Ethan -- I think your reading of 1021 and 1022 is misplaced. The authority of the Bureau is essentially limited to making regulations that enforce federal financial laws; it lacks the power to make new laws. So, unless the regulation serves to enforce a specific substantive power created in Dodd-Frank or already existing under another federal law (such as TILA), the Bureau is without authority to regulate. (It really is easy to confuse what the "framers" originally intended with what Congress ultimately passed!) I agree with you that 1031(c) is broad, but it's not as broad as 1031(d). Both of these sections have "reasonableness" standards that are an invitation to lenders to beef up their disclosures in order to avoid precisely the kinds of curtailments you propose.

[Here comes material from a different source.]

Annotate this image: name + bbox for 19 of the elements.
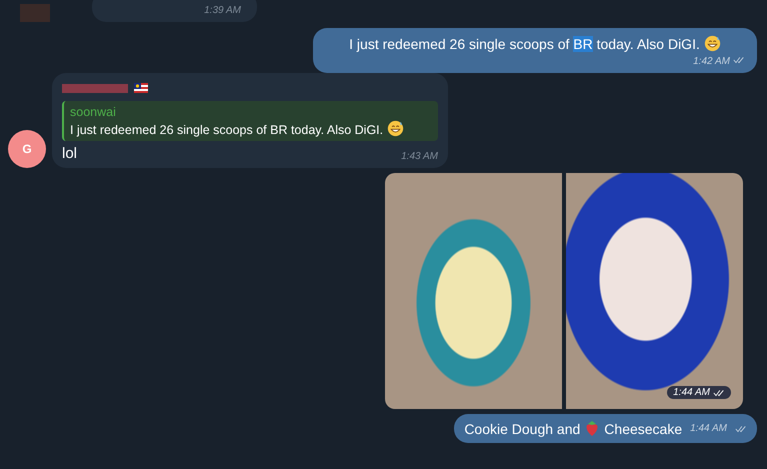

Ethan -- I think you need to go back and take another look at the BCFP's powers under Title X. It is entirely true, as you suggest, that the original "idea" for the Bureau was similar to that of the NHTSA or CPSC, with ability to ban "unsafe" products, or to regulate the precise form of products. However, as the legislation emerged from the congressional compromise process, the powers of the Bureau were sharply curtailed and are essentially limited to determining that a particular product is unfair, deceptive or absusive. The Bureau does not have the power to impose capital requirements or meaningfully affect pricing. Even the "abusive" standard allows a lender to take "reasonable" advantage of a consumer's imperfect understanding. It's worth actually reading the statute, or as computer geeks say, RTFM. HM
The rate on accounts not assessed interest is the stated (contract rate) APR. Reg Z requires the disclosure of this rate even if no finance charge is assessed due to the application of a grace period, or because the finance charge only applies to balances in excess of the account balance.
Where are the damages? I see the outrage, but where's the evidence that: (a) any beneficiary failed to receive a full benefit to which he or she was entitled, or (b) lost any money on a non-insured account, or (c) received a rate of return on such an account less than that provided by banks and money-market funds on comparable funds?